Melatonin (low to moderate dose)
2–6 mg, 30 min before bed, for 8–12 weeks
A few small trials have reported improvements in sleep and global symptoms at 2 to 6 mg nightly. Mechanism may extend beyond circadian — melatonin has independent antioxidant and anti-inflammatory effects. Generally well tolerated; morning sedation is the main side effect, more common at higher doses.
Honourable mentions — mechanism without trials
The compounds below have plausible mechanistic rationale and small uncontrolled or open-label series, but lack controlled-trial data in long COVID specifically. Reasonable to consider in an individualised plan with a clinician who follows the literature; not yet ready for a confident recommendation.
- NAC (N-acetylcysteine) — antioxidant and glutathione precursor, with mechanistic rationale for the oxidative-stress hypothesis. A handful of small trials, mixed results.
- Quercetin (with bromelain or vitamin C for absorption) — anti-inflammatory and mast-cell-stabilising in vitro, popular in the post-viral community. Human evidence in long COVID is limited to uncontrolled series.
- Famotidine — H2 blocker, not a supplement but worth flagging because it's frequently combined with antihistamines in MCAS-overlap protocols. Some early COVID-acute data, no long COVID RCT.
- Low-dose naltrexone — prescription-only and outside this article's scope, but the most-discussed off-label intervention in long COVID clinics. Small trials, plausible mechanism, requires a prescriber familiar with it.
- L-arginine + vitamin C combination — one Italian RCT in 2022 reported endothelial-function improvement; replication is limited.
What to skip — the marketed-but-unevidenced category
- "Spike protein detox" protocols — typically combine high-dose nattokinase, bromelain, and assorted herbs. The premise (residual spike protein causing symptoms) is not established, the evidence for the proposed agents is preclinical at best, and the cost of the typical protocol is substantial. We do not recommend.
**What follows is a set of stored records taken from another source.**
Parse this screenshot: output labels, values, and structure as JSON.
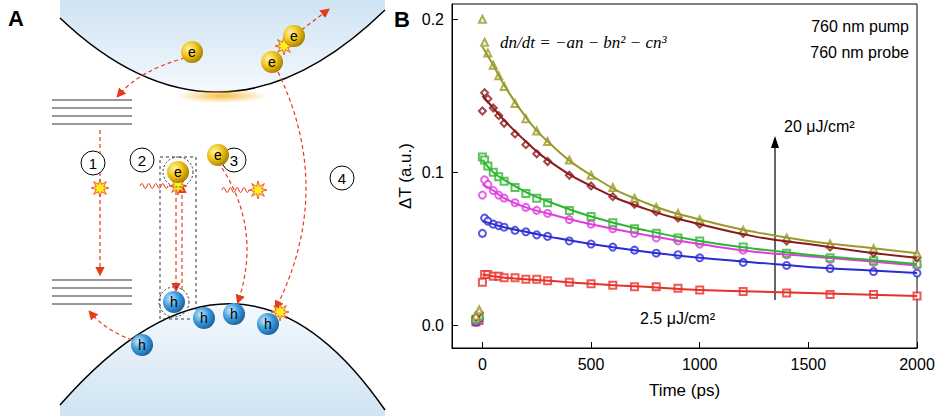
{
  "chart_data": {
    "type": "scatter",
    "label": "B",
    "x_label": "Time (ps)",
    "y_label": "ΔT (a.u.)",
    "xlim": [
      -140,
      2000
    ],
    "xticks": [
      0,
      500,
      1000,
      1500,
      2000
    ],
    "ylim": [
      -0.015,
      0.21
    ],
    "yticks": [
      {
        "value": 0,
        "label": "0.0"
      },
      0.1,
      0.2
    ],
    "grid": false,
    "annotations": {
      "equation": "dn/dt = −an − bn² − cn³",
      "pump": "760 nm pump",
      "probe": "760 nm probe",
      "fluence_max": "20 μJ/cm²",
      "fluence_min": "2.5 μJ/cm²"
    },
    "x": [
      -30,
      -15,
      0,
      10,
      25,
      50,
      75,
      100,
      150,
      200,
      250,
      300,
      400,
      500,
      600,
      700,
      800,
      900,
      1000,
      1200,
      1400,
      1600,
      1800,
      2000
    ],
    "fit_x": [
      0,
      50,
      100,
      200,
      300,
      500,
      750,
      1000,
      1250,
      1500,
      1750,
      2000
    ],
    "series": [
      {
        "color": "#e8312b",
        "marker": "square",
        "line_style": "solid",
        "values": [
          0.002,
          0.003,
          0.028,
          0.033,
          0.033,
          0.032,
          0.032,
          0.031,
          0.031,
          0.03,
          0.03,
          0.029,
          0.028,
          0.027,
          0.026,
          0.025,
          0.025,
          0.024,
          0.023,
          0.022,
          0.021,
          0.02,
          0.02,
          0.019
        ],
        "fit_values": [
          0.033,
          0.032,
          0.031,
          0.03,
          0.029,
          0.027,
          0.025,
          0.023,
          0.022,
          0.021,
          0.02,
          0.019
        ]
      },
      {
        "color": "#2b2bd6",
        "marker": "circle",
        "line_style": "solid",
        "values": [
          0.002,
          0.004,
          0.06,
          0.07,
          0.068,
          0.066,
          0.065,
          0.064,
          0.062,
          0.061,
          0.059,
          0.058,
          0.055,
          0.053,
          0.051,
          0.049,
          0.047,
          0.046,
          0.044,
          0.041,
          0.039,
          0.037,
          0.035,
          0.034
        ],
        "fit_values": [
          0.068,
          0.066,
          0.064,
          0.061,
          0.058,
          0.053,
          0.048,
          0.044,
          0.041,
          0.038,
          0.036,
          0.034
        ]
      },
      {
        "color": "#e03ce0",
        "marker": "circle",
        "line_style": "solid",
        "values": [
          0.003,
          0.005,
          0.085,
          0.095,
          0.092,
          0.088,
          0.085,
          0.083,
          0.08,
          0.077,
          0.075,
          0.073,
          0.069,
          0.066,
          0.063,
          0.06,
          0.057,
          0.055,
          0.053,
          0.049,
          0.046,
          0.043,
          0.041,
          0.039
        ],
        "fit_values": [
          0.092,
          0.088,
          0.083,
          0.077,
          0.073,
          0.066,
          0.059,
          0.053,
          0.048,
          0.045,
          0.042,
          0.039
        ]
      },
      {
        "color": "#2fb52f",
        "marker": "square",
        "line_style": "solid",
        "values": [
          0.004,
          0.006,
          0.11,
          0.108,
          0.104,
          0.1,
          0.097,
          0.094,
          0.09,
          0.086,
          0.083,
          0.08,
          0.075,
          0.071,
          0.067,
          0.063,
          0.06,
          0.057,
          0.055,
          0.051,
          0.047,
          0.044,
          0.042,
          0.04
        ],
        "fit_values": [
          0.108,
          0.1,
          0.095,
          0.087,
          0.081,
          0.071,
          0.062,
          0.055,
          0.05,
          0.046,
          0.043,
          0.04
        ]
      },
      {
        "color": "#8b1a1a",
        "marker": "diamond",
        "line_style": "solid",
        "values": [
          0.005,
          0.008,
          0.14,
          0.152,
          0.148,
          0.142,
          0.137,
          0.132,
          0.125,
          0.118,
          0.112,
          0.107,
          0.098,
          0.091,
          0.084,
          0.079,
          0.074,
          0.07,
          0.066,
          0.06,
          0.055,
          0.051,
          0.047,
          0.044
        ],
        "fit_values": [
          0.15,
          0.142,
          0.134,
          0.12,
          0.108,
          0.091,
          0.076,
          0.066,
          0.058,
          0.053,
          0.048,
          0.044
        ]
      },
      {
        "color": "#9a9a2a",
        "marker": "triangle",
        "line_style": "solid",
        "values": [
          0.006,
          0.01,
          0.2,
          0.185,
          0.178,
          0.17,
          0.163,
          0.156,
          0.145,
          0.135,
          0.127,
          0.12,
          0.108,
          0.098,
          0.09,
          0.083,
          0.077,
          0.073,
          0.069,
          0.062,
          0.057,
          0.053,
          0.05,
          0.047
        ],
        "fit_values": [
          0.182,
          0.17,
          0.157,
          0.136,
          0.12,
          0.098,
          0.08,
          0.069,
          0.061,
          0.055,
          0.051,
          0.047
        ]
      }
    ]
  },
  "diagram": {
    "label": "A",
    "processes": [
      "1",
      "2",
      "3",
      "4"
    ],
    "electrons": [
      "e",
      "e",
      "e",
      "e",
      "e"
    ],
    "holes": [
      "h",
      "h",
      "h",
      "h",
      "h"
    ]
  }
}
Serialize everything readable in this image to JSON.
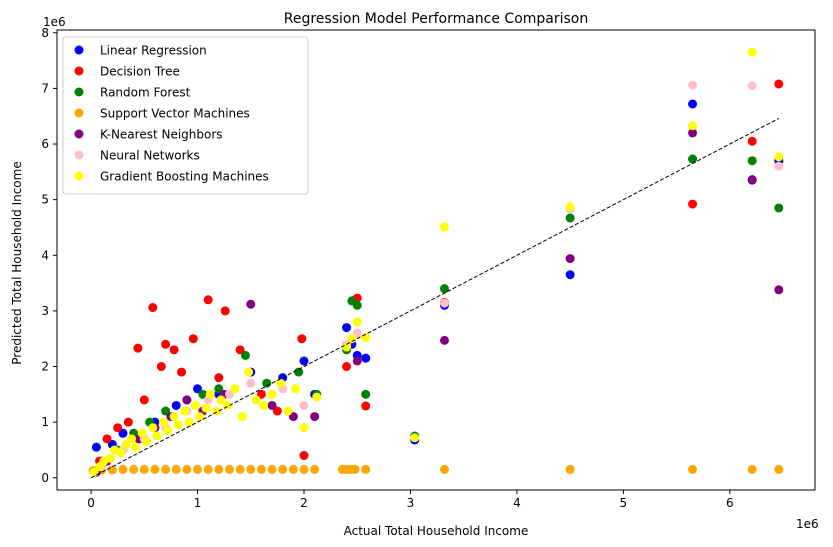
{
  "chart_data": {
    "type": "scatter",
    "title": "Regression Model Performance Comparison",
    "xlabel": "Actual Total Household Income",
    "ylabel": "Predicted Total Household Income",
    "x_offset_label": "1e6",
    "y_offset_label": "1e6",
    "xlim": [
      -0.32,
      6.8
    ],
    "ylim": [
      -0.22,
      8.05
    ],
    "x_ticks": [
      0,
      1,
      2,
      3,
      4,
      5,
      6
    ],
    "y_ticks": [
      0,
      1,
      2,
      3,
      4,
      5,
      6,
      7,
      8
    ],
    "x_tick_labels": [
      "0",
      "1",
      "2",
      "3",
      "4",
      "5",
      "6"
    ],
    "y_tick_labels": [
      "0",
      "1",
      "2",
      "3",
      "4",
      "5",
      "6",
      "7",
      "8"
    ],
    "grid": false,
    "legend_position": "top-left",
    "reference_line": {
      "style": "dashed",
      "color": "#000000",
      "from": [
        0,
        0
      ],
      "to": [
        6.46,
        6.46
      ]
    },
    "series": [
      {
        "name": "Linear Regression",
        "color": "#0000ff",
        "x": [
          0.05,
          0.1,
          0.2,
          0.3,
          0.45,
          0.6,
          0.8,
          1.0,
          1.2,
          1.5,
          1.8,
          2.0,
          2.1,
          2.4,
          2.45,
          2.5,
          2.58,
          3.04,
          3.32,
          4.5,
          5.65,
          6.21,
          6.46
        ],
        "y": [
          0.55,
          0.3,
          0.6,
          0.8,
          0.7,
          1.0,
          1.3,
          1.6,
          1.5,
          1.9,
          1.8,
          2.1,
          1.5,
          2.7,
          2.4,
          2.2,
          2.15,
          0.68,
          3.1,
          3.65,
          6.72,
          5.36,
          5.7
        ]
      },
      {
        "name": "Decision Tree",
        "color": "#ff0000",
        "x": [
          0.08,
          0.15,
          0.25,
          0.35,
          0.44,
          0.5,
          0.58,
          0.7,
          0.85,
          0.96,
          1.1,
          1.2,
          1.26,
          1.4,
          1.6,
          1.75,
          1.98,
          2.0,
          2.4,
          2.48,
          2.5,
          2.58,
          3.32,
          5.65,
          6.21,
          6.46,
          0.66,
          0.78
        ],
        "y": [
          0.3,
          0.7,
          0.9,
          1.0,
          2.33,
          1.4,
          3.06,
          2.4,
          1.9,
          2.5,
          3.2,
          1.8,
          3.0,
          2.3,
          1.5,
          1.2,
          2.5,
          0.4,
          2.0,
          3.2,
          3.23,
          1.29,
          3.15,
          4.92,
          6.05,
          7.08,
          2.0,
          2.3
        ]
      },
      {
        "name": "Random Forest",
        "color": "#008000",
        "x": [
          0.1,
          0.25,
          0.4,
          0.55,
          0.7,
          0.9,
          1.05,
          1.2,
          1.45,
          1.65,
          1.95,
          2.12,
          2.4,
          2.45,
          2.5,
          2.58,
          3.04,
          3.32,
          4.5,
          5.65,
          6.21,
          6.46
        ],
        "y": [
          0.2,
          0.5,
          0.8,
          1.0,
          1.2,
          1.4,
          1.5,
          1.6,
          2.2,
          1.7,
          1.9,
          1.5,
          2.3,
          3.18,
          3.1,
          1.5,
          0.75,
          3.4,
          4.67,
          5.73,
          5.7,
          4.85
        ]
      },
      {
        "name": "Support Vector Machines",
        "color": "#ffa500",
        "x": [
          0.02,
          0.05,
          0.1,
          0.2,
          0.3,
          0.4,
          0.5,
          0.6,
          0.7,
          0.8,
          0.9,
          1.0,
          1.1,
          1.2,
          1.3,
          1.4,
          1.5,
          1.6,
          1.7,
          1.8,
          1.9,
          2.0,
          2.1,
          2.36,
          2.4,
          2.44,
          2.48,
          2.58,
          3.32,
          4.5,
          5.65,
          6.21,
          6.46
        ],
        "y": [
          0.13,
          0.13,
          0.14,
          0.14,
          0.15,
          0.15,
          0.15,
          0.15,
          0.15,
          0.15,
          0.15,
          0.15,
          0.15,
          0.15,
          0.15,
          0.15,
          0.15,
          0.15,
          0.15,
          0.15,
          0.15,
          0.15,
          0.15,
          0.15,
          0.15,
          0.15,
          0.15,
          0.15,
          0.15,
          0.15,
          0.15,
          0.15,
          0.15
        ]
      },
      {
        "name": "K-Nearest Neighbors",
        "color": "#800080",
        "x": [
          0.05,
          0.15,
          0.3,
          0.45,
          0.6,
          0.75,
          0.9,
          1.05,
          1.25,
          1.5,
          1.7,
          1.9,
          2.1,
          2.5,
          3.32,
          4.5,
          5.65,
          6.21,
          6.46
        ],
        "y": [
          0.1,
          0.3,
          0.5,
          0.7,
          0.9,
          1.1,
          1.4,
          1.2,
          1.5,
          3.12,
          1.3,
          1.1,
          1.1,
          2.1,
          2.47,
          3.94,
          6.2,
          5.35,
          3.38
        ]
      },
      {
        "name": "Neural Networks",
        "color": "#ffc0cb",
        "x": [
          0.1,
          0.3,
          0.5,
          0.7,
          0.9,
          1.1,
          1.3,
          1.5,
          1.8,
          2.0,
          2.4,
          2.5,
          3.32,
          4.5,
          5.65,
          6.21,
          6.46
        ],
        "y": [
          0.2,
          0.5,
          0.7,
          0.9,
          1.2,
          1.4,
          1.5,
          1.7,
          1.6,
          1.3,
          2.4,
          2.6,
          3.14,
          4.83,
          7.06,
          7.05,
          5.6
        ]
      },
      {
        "name": "Gradient Boosting Machines",
        "color": "#ffff00",
        "x": [
          0.03,
          0.08,
          0.12,
          0.18,
          0.22,
          0.28,
          0.33,
          0.38,
          0.42,
          0.48,
          0.52,
          0.58,
          0.62,
          0.68,
          0.72,
          0.78,
          0.82,
          0.88,
          0.92,
          0.98,
          1.02,
          1.08,
          1.12,
          1.18,
          1.22,
          1.28,
          1.35,
          1.42,
          1.48,
          1.55,
          1.62,
          1.7,
          1.78,
          1.85,
          1.92,
          2.0,
          2.12,
          2.4,
          2.45,
          2.5,
          2.58,
          3.04,
          3.32,
          4.5,
          5.65,
          6.21,
          6.46
        ],
        "y": [
          0.1,
          0.2,
          0.3,
          0.35,
          0.5,
          0.45,
          0.6,
          0.7,
          0.55,
          0.8,
          0.65,
          0.9,
          0.75,
          1.0,
          0.85,
          1.1,
          0.95,
          1.2,
          1.0,
          1.3,
          1.1,
          1.25,
          1.5,
          1.2,
          1.4,
          1.3,
          1.6,
          1.1,
          1.9,
          1.4,
          1.3,
          1.5,
          1.7,
          1.2,
          1.6,
          0.9,
          1.45,
          2.35,
          2.5,
          2.8,
          2.52,
          0.72,
          4.51,
          4.87,
          6.33,
          7.65,
          5.77
        ]
      }
    ]
  }
}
- "Long COVID complex" multi-ingredient products — same pattern as PCOS or anxiety complexes: sub-therapeutic doses of multiple plausible-sounding ingredients in one expensive capsule.
- Ivermectin (as a supplement) — multiple large RCTs have not supported efficacy in either acute COVID or long COVID. The agent is not a supplement; the supplement industry has marketed pharmaceutical-derived versions inappropriately.
- Hydroxychloroquine — same as above, plus more documented harms.
- "Heavy metal detox" panels and chelators — long COVID is not a heavy-metal toxicity syndrome.
- Methylene blue — promising mechanism, virtually no human long COVID data, narrow safety window, MAOI activity that creates real serotonergic-medication interactions.
The non-supplement layer that matters more
The interventions with the strongest evidence for long COVID symptom reduction are not in the supplement category. They include: pacing and energy management (reducing the post-exertional malaise cycle), graded exposure to upright posture for POTS-overlap symptoms, sleep optimisation, evidence-based cognitive rehabilitation for cognitive symptoms, and treatment of identified comorbidities. Vaccination status is also relevant — repeated infection appears to compound symptom burden in many cases. Supplements are at best an adjunct here.
What to track
Long COVID symptom tracking is hard because symptoms fluctuate dramatically. Useful approaches: a weekly fatigue scale (the Chalder Fatigue Scale is short and validated), a weekly post-exertional malaise log, and any specific symptom that's a personal priority. Don't change two things at once. Don't keep a supplement going past 12 weeks without an honest reassessment of effect.